Always tell your doctor if you experience recurrent abdominal pain or a change in stool frequency or form. The diagnosis of IBS is not always clear cut, as there is no single diagnostic test to confirm its presence, but your doctor will consider other conditions which can cause similar symptoms, such as inflammatory bowel disease (Crohn’s, ulcerative colitis), food sensitivities such as coeliac disease or lactose intolerance, and exclude other problems affecting your internal organs which can trigger sensations such as bloating. While keeping these possibilities in mind, it’s important to avoid unnecessary tests if you don’t have ‘red flag’ symptoms such as a family history of bowel or ovarian cancer, unexplained weight loss or blood in the motions.

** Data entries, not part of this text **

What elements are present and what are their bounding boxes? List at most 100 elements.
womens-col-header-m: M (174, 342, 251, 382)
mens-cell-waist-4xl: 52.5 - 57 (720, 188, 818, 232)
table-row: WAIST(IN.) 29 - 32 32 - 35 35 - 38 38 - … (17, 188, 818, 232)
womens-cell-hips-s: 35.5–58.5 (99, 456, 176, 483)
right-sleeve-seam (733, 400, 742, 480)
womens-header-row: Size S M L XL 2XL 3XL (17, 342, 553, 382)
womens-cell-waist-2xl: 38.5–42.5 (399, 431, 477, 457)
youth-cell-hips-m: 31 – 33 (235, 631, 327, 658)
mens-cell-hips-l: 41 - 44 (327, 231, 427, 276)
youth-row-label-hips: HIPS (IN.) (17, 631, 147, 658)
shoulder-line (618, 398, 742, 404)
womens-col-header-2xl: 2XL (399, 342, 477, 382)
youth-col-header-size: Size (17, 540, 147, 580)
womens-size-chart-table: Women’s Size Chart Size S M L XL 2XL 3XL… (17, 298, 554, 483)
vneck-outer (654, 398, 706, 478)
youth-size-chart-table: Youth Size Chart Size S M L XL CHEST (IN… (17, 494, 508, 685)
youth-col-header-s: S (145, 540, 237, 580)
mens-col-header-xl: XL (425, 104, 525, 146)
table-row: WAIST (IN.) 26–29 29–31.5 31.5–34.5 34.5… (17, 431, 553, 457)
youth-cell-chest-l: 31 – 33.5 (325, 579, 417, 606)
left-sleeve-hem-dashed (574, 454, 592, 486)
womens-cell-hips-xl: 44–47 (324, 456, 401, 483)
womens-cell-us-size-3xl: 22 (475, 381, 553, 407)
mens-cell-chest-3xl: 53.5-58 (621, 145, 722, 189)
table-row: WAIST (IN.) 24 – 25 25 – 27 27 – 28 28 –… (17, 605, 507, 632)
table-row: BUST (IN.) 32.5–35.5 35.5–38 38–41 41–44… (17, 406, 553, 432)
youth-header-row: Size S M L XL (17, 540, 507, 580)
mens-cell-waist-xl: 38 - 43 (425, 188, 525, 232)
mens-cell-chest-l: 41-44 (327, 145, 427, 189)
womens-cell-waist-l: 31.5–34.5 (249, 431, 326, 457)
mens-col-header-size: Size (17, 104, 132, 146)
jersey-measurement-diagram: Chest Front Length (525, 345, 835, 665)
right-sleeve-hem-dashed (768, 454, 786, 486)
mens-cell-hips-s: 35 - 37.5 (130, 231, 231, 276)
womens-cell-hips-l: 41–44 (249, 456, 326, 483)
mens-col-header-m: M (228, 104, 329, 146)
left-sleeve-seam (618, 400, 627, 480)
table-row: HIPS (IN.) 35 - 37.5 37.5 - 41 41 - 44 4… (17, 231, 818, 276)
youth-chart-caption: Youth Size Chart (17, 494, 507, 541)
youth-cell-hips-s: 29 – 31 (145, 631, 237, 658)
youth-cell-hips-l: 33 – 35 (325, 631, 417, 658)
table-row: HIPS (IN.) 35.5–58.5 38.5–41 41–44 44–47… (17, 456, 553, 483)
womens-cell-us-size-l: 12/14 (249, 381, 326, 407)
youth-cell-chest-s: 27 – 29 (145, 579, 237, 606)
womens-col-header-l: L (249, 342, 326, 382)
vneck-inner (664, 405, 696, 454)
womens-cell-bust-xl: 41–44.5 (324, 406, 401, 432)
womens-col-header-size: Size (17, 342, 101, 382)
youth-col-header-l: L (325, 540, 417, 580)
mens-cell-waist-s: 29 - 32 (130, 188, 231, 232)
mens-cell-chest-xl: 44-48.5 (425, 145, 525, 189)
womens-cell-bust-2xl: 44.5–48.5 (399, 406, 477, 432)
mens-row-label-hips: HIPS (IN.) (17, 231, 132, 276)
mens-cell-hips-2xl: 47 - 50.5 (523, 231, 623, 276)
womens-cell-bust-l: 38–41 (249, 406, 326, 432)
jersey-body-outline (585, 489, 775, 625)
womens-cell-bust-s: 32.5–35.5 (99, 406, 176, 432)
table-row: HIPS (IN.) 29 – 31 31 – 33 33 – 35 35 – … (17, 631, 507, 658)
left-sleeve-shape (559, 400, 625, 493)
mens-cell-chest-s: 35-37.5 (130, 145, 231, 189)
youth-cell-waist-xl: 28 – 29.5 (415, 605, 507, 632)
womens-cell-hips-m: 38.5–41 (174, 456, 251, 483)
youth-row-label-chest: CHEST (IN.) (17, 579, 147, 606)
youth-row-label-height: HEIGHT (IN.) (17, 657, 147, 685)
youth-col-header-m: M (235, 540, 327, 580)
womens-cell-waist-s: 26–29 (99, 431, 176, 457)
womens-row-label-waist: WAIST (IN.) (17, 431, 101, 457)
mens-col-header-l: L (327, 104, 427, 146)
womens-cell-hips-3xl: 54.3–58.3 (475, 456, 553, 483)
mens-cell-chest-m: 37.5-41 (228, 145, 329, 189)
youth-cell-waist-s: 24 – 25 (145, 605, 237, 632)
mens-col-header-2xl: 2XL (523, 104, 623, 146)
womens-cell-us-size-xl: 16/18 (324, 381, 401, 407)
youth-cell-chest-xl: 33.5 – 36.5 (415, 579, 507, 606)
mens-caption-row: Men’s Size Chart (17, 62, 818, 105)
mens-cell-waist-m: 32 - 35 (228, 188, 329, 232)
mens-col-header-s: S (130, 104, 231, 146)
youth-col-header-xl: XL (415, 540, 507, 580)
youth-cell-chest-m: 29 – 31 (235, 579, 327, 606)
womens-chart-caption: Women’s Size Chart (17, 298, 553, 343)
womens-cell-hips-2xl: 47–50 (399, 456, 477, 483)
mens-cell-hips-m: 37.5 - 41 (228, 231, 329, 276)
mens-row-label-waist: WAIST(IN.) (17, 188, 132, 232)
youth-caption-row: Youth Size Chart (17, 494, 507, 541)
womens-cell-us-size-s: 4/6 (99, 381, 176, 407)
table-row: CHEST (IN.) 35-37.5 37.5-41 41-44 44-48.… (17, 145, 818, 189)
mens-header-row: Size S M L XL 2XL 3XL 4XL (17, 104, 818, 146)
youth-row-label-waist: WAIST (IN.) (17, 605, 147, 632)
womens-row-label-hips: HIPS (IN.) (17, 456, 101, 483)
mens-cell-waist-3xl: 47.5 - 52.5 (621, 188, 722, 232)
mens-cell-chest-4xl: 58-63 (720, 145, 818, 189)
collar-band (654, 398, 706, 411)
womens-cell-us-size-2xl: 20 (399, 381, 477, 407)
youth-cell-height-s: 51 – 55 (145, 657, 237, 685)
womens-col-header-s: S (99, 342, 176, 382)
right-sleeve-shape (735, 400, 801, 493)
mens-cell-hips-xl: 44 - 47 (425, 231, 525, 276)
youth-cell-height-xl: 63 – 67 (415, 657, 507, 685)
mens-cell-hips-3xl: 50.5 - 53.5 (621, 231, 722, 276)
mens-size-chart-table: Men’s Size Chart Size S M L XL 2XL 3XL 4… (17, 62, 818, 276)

If you develop bowel symptoms for the first time over the age of 50, your doctor may also offer additional screening tests, such as colonoscopy.
Getting the best from your doctor
It’s natural to feel nervous when you go to see your doctor. Anxiety builds while sitting in the waiting room and this can affect your memory for key facts. Write down a list of your symptoms and any questions you have beforehand and take these with you. That way you won’t kick yourself later for not mentioning something important or not asking a certain question.

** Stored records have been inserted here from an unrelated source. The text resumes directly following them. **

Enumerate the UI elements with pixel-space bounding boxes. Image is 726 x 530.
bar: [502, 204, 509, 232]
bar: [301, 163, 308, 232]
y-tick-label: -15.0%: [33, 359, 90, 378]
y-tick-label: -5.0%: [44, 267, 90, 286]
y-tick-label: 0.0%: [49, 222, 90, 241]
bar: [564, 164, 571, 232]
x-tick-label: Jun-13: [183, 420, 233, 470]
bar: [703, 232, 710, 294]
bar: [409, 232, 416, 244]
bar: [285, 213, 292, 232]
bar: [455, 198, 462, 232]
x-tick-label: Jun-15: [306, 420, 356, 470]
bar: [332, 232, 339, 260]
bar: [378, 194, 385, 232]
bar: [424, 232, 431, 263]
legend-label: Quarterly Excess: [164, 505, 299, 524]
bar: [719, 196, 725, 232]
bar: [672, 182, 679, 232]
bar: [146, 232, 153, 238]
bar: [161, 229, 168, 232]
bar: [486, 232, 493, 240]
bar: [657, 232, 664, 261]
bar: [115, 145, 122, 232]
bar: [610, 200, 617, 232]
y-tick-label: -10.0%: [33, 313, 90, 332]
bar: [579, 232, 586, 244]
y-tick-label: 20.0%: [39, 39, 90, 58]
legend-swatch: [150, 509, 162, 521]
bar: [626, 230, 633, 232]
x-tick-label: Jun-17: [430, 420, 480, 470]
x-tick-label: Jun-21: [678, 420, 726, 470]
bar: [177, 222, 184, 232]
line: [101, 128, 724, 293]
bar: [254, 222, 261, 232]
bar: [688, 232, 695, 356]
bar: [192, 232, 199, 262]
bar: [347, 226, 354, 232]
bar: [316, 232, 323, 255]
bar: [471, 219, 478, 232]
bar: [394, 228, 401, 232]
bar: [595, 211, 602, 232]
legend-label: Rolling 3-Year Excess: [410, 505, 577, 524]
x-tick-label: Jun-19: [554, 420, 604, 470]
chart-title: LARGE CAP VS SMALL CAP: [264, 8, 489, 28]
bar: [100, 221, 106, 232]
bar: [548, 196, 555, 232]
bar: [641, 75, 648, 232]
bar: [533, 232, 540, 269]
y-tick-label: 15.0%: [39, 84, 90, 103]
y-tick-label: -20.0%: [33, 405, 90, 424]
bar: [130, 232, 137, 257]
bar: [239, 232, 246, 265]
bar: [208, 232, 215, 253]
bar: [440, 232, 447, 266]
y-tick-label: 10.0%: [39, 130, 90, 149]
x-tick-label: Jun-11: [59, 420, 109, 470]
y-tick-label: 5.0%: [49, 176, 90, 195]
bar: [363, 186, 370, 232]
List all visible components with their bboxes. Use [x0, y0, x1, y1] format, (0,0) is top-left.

The average medical appointment lasts less than 10 minutes, so make the most of it. If something is worrying you (for example if you are concerned about bowel cancer) don’t put off asking your most important question until the end of your visit. Tackle it head on at the beginning. It may help to practice asking the question in front of a mirror beforehand.
Don’t shy away from embarrassing symptoms. While few people are comfortable discussing their bowel movements, it’s important to tell your doctor exactly what you are experiencing. For example, around 20% of people experiencing faecal incontinence only disclose their incontinence if asked.
If you don’t understand what the doctor says, or misheard something, ask them to explain further. Make notes while with your doctor, and jot down their advice or plans for follow-up so you don’t forget.
It’s worth taking with you any prescription or over-the-counter medicines you are currently taking. Even though your medicines are listed in your notes it takes time to track down the name of the ‘red pill’ which isn’t suiting you, for example. In these days of generic prescribing, many different brands of the same tablet are available, and the same drug can come in a different shape, size and colour each month, even though they contain the same active ingredients.
Tell your doctor if you are taking any over-the-counter products you have bought yourself, such as silicolgel, and let them know how helpful you’ve found it so they can consider recommending it to other patients.
Guidelines recommend that you are referred to a gastroenterologist if there are ongoing symptoms that persist despite optimal GP management, or if there is uncertainty about the underlying diagnosis.
Your doctor can also refer you to a dietitian for general dietary advice, and for specialist advice on single food avoidance and exclusion diets such as the low FODMAP (fermentable oligosaccharides, disaccharides, monosaccharides, and polyols) diet if certain foods trigger your symptoms.
The key message is – don’t be afraid to keep going back to see your doctor if your symptoms are persistent, worsening or changing, or if you have a nagging feeling that something isn’t right.